This is the appearance of an egg with a strong, live germ, which under favorable circumstances will produce a duck.
An egg that is not fertile on the sixth or seventh day will be perfectly clear and transparent; all such should be removed at once, as it is useless to allow them to remain. Another kind of egg often seen is a weak or imperfectly fertilized egg, and shows an irregularly-shaped blood vessel, which had started but lacked vitality enough to continue. Such an egg will not hatch and should also be removed from the nest or incubator. Frequently the germ in an egg will show life when tested on the seventh day, but lacks the vitality to carry it through, and when tested later will show dark, irregular blotches over the surface of the egg. These will not hatch, and should be taken out when noticed.
On the fourteenth day the little creature inside the egg begins to assume shape and show considerable life. It has increased many times in size since it was seen on the seventh day; the red veins have become more numerous and have spread over the entire surface, while the yolk is scarcely distinguishable from the other portions. The pupil of the eye has now become distinct, and the projection of the wings is clearly perceived. The absorption of the yolk has also commenced, and this will continue until the twenty-fourth day, when it will be nearly completed. The egg from this time on will rapidly grow opaque, and at the eighteenth or twentieth day is entirely so. On the twenty-fourth day the duckling is ready to make its way out of the shell, and in forty-eight hours after pipping the shell it will be entirely out.
NATURAL INCUBATION.
Hatching under the sitting hen (generally used for hatching ducks) is what is termed the natural process of incubation. The hatching of eggs by this means has always been followed, and no special skill is needed for success, provided the eggs are well fertilized with healthy germs. Many who raise ducks in large numbers, however, use almost exclusively artificial means; some use both the natural and the artificial, while others use the natural entirely.
Of the natural method we shall treat first: Hens of medium size of the American class, barred Plymouth Rocks and Wyandottes, are considered the best for sitting. Nine duck eggs are about the right number to place under a hen in early spring weather, but when the season is far advanced as many as thirteen are used. The hens should be provided with large, roomy nests, and slatted fronts that can be removed and replaced easily when the hens are fed and watered. The nesting material should be of hay or straw, and the nest should be slightly concaved; in the bottom place a little finely cut hay.
Before the hen is put on the eggs she should be thoroughly dusted with insecticides; the nest also should have a good dusting of the same. Both hen and nest should undergo a thorough dusting several times during the process of hatching as a safeguard against lice. When the ducklings are hatched they should also have their share of the insecticides before they are given to the hen. When a large number of sitting hens are used for hatching, as many as possible should be set at one time, and the ducklings raised in brooders. Hatching with hens may be done on a large scale and the young brooded artificially. As many as five hundred sitting hens are used on some farms for hatching ducks.

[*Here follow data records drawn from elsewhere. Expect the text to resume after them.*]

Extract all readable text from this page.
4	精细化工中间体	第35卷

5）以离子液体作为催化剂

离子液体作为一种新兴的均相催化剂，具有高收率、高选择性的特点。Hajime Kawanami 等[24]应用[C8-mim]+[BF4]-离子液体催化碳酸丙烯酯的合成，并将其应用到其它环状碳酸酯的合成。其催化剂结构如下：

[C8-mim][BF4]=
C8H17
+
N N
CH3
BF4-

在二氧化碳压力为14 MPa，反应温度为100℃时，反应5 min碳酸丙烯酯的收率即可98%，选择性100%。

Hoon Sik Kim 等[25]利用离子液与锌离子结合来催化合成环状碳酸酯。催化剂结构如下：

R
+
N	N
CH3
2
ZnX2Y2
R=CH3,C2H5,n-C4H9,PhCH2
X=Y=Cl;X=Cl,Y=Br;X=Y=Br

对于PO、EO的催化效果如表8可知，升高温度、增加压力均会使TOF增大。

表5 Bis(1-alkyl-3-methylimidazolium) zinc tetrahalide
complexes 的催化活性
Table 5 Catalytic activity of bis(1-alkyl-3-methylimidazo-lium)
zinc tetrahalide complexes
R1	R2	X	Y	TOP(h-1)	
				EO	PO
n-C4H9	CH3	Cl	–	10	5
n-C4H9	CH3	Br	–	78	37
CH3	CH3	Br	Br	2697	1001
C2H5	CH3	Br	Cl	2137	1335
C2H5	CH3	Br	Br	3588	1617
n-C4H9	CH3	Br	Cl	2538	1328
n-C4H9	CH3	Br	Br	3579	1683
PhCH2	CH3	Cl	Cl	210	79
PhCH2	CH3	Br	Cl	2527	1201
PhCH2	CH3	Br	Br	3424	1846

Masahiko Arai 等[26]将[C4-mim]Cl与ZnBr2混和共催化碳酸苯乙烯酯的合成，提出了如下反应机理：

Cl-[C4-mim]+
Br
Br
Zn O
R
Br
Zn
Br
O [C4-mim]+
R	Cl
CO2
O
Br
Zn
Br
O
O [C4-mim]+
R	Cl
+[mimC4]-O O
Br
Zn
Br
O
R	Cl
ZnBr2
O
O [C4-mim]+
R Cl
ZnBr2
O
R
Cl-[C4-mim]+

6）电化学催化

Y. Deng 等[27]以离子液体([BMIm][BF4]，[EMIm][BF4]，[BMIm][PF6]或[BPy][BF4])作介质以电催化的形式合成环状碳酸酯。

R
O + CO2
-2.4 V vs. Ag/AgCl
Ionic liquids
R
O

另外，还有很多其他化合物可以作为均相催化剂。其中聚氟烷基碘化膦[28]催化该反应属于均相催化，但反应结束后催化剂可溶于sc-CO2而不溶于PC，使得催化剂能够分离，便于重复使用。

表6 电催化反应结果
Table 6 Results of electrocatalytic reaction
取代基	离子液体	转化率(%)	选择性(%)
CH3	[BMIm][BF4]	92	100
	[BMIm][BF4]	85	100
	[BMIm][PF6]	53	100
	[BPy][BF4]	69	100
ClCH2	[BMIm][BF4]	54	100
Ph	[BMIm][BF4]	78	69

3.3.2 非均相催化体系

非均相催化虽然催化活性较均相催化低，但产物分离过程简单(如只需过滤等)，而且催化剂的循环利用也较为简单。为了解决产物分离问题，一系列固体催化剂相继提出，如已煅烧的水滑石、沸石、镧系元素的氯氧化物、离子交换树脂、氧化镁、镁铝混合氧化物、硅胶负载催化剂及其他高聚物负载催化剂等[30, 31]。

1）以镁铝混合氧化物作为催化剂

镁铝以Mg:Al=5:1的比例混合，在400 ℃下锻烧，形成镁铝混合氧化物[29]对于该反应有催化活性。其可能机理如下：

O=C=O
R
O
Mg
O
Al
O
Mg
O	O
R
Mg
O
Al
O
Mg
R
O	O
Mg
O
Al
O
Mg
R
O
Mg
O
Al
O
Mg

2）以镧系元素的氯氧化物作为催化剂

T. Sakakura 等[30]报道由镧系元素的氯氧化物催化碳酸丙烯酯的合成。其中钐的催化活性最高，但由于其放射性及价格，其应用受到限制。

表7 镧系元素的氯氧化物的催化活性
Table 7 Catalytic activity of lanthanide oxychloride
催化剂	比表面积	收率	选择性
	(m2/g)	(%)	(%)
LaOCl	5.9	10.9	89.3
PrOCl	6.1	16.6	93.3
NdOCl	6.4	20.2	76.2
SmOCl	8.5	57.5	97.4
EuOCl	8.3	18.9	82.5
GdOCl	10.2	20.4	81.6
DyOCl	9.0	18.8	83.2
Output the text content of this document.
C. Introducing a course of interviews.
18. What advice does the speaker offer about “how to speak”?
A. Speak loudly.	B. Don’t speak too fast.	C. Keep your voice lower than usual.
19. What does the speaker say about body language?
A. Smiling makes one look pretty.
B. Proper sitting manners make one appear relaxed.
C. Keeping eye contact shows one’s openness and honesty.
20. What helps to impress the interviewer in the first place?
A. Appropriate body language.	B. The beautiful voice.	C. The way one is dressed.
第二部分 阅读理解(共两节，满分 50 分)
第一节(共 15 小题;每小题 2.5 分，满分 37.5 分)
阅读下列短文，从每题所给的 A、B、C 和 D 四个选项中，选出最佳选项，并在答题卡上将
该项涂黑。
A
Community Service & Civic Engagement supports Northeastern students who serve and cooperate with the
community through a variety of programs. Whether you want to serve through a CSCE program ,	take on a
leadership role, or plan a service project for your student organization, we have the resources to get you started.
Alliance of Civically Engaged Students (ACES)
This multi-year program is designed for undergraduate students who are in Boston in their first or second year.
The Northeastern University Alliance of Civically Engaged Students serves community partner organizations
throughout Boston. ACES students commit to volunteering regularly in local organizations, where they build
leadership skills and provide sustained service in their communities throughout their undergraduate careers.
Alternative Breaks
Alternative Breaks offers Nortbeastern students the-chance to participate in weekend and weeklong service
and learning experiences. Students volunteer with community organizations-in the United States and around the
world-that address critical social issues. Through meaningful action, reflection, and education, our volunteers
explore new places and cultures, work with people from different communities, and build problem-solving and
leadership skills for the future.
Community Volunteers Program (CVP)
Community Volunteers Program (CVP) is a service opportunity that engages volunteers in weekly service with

They are set in small houses or rooms with the nests around the sides in tiers, each nest having its own lattice door. Each day, in the morning, the hens are taken from their nests and fed and watered on the floor of the room. They are taken down in limited numbers, sections, as it were, at a time, and after they have had the food, drink, and a little exercise they are placed back on the nests and another section is fed and watered.
ARTIFICIAL INCUBATION.
The subject of artificial incubation has engaged the attention of the civilized world for generations past; the method has done wonders for the poultry industry and has opened up the pathways to fortunes that might otherwise never have been made. The science of incubation and brooding has been developed wonderfully in this country during the last quarter of a century, and what seemed almost an impossibility then has indeed become a certainty now. There are many thousands of chicks and ducklings hatched by artificial means each year, and the numbers of good machines now being manufactured in this country at low prices make poultry raising a business that almost anyone with a limited capital may profitably engage in. The mission of an incubator is to supplant the sitting hen, and make it possible to hatch a large number of chicks at a minimum amount of cost and labor. That this can be done is proved each day.
For artificial incubation, have a room with a temperature as nearly uniform as possible. Balance the beat in the machines, or in other words, see that the heat is uniform at both ends, and, in fact, all over them. See that each is running steadily before placing the eggs in it, as there is a great deal in starting right. The machines should be run at a temperature of 102° for the first three weeks, and 103° the last week. The eggs should be turned twice each day at regular periods. Introduce a pan of water from the fifteenth to the twenty-second day, no matter what the location of the machine, whether in a damp cellar or in a dry room overhead, in a moist atmosphere near the seashore or in a dry one at an altitude in the country. The temperature may go as high as 101° just previous to and while hatching without injury. Place the glass on a live egg after the animal heat rises, which will be when the circulation begins. This will be perceptible in good eggs the fourteenth and fifteenth days.